Une délégation algérienne en mission à N’Djamena pour matérialiser deux tronçons routiers stratégiques
ALGER – Le ministre des Travaux publics et des Infrastructures algérien, Abdelkader Djellaoui, a lancé mercredi une mission officielle de deux jours au Tchad. À la tête d’une délégation de haut niveau, il a pour objectif d’évaluer les avancées concrètes de deux segments clés du projet routier transsaharien, un axe majeur reliant l’Algérie au Tchad.
Un projet d’envergure pour renforcer les liaisons régionales
Cette rencontre, organisée à l’invitation des autorités tchadiennes, s’inscrit dans le cadre d’un partenariat bilatéral visant à concrétiser des infrastructures routières essentielles. Le projet de la route transsaharienne, qui s’étendra sur plusieurs milliers de kilomètres, doit faciliter les échanges commerciaux et humains entre les deux pays. Deux tronçons prioritaires, dont la réalisation avait été évoquée lors de précédentes discussions, font l’objet d’un examen approfondi sur le terrain.
Les discussions doivent permettre de clarifier les modalités de financement, d’optimiser les délais de construction et de résoudre les éventuels obstacles administratifs. Les deux gouvernements misent sur ce projet pour dynamiser l’économie locale et renforcer la connectivité entre l’Afrique du Nord et l’Afrique subsaharienne.
Une collaboration technique et politique renforcée
La délégation algérienne, composée d’experts en génie civil et de représentants des ministères concernés, a été reçue par les autorités tchadiennes. Les échanges portent notamment sur les spécificités géographiques des zones traversées, les normes de construction à appliquer et les modalités de suivi des travaux. Les deux parties ont réaffirmé leur engagement à mener à bien ces infrastructures, jugées stratégiques pour la stabilité et la prospérité de la région.

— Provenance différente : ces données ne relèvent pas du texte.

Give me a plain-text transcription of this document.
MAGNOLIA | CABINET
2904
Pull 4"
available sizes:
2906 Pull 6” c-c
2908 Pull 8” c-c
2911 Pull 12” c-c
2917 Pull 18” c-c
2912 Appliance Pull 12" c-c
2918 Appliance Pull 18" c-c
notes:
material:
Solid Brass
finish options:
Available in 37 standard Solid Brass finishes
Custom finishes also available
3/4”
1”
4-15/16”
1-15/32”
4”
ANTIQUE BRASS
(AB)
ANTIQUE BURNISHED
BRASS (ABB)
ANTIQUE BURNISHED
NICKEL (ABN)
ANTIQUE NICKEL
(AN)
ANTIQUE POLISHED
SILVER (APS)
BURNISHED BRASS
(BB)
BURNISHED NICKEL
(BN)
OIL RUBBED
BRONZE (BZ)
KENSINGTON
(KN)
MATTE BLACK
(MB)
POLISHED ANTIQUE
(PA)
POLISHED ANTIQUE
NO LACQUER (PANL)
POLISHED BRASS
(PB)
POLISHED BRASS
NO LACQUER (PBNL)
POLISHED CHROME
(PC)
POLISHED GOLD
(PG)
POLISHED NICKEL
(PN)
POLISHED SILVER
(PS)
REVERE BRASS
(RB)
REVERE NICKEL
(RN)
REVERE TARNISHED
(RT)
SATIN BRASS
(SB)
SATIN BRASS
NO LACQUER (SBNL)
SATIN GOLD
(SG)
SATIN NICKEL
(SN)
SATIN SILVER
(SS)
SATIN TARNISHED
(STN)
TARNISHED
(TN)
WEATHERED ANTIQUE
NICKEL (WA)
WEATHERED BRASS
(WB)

Les résultats de cette mission pourraient déboucher sur la signature d’un protocole d’accord ou d’un plan d’action détaillé pour les mois à venir. Les acteurs locaux et internationaux, notamment les bailleurs de fonds, suivront de près l’avancement de ces projets, porteurs d’espoir pour les populations des deux pays.
Un calendrier sous haute surveillance
Bien que les détails techniques restent à finaliser, les autorités des deux pays tablent sur un démarrage rapide des travaux. Les retards accumulés dans la mise en œuvre de tels projets ont souvent été pointés du doigt par les observateurs. Cette visite vise précisément à renforcer la coordination et à lever les freins qui pourraient ralentir la concrétisation de ces axes routiers.
En parallèle, des réunions de travail sont prévues avec les acteurs locaux pour recueillir leurs retours et intégrer leurs besoins dans la planification des ouvrages. L’objectif est clair : transformer ces tronçons en levier de développement économique et en symbole de coopération entre l’Algérie et le Tchad.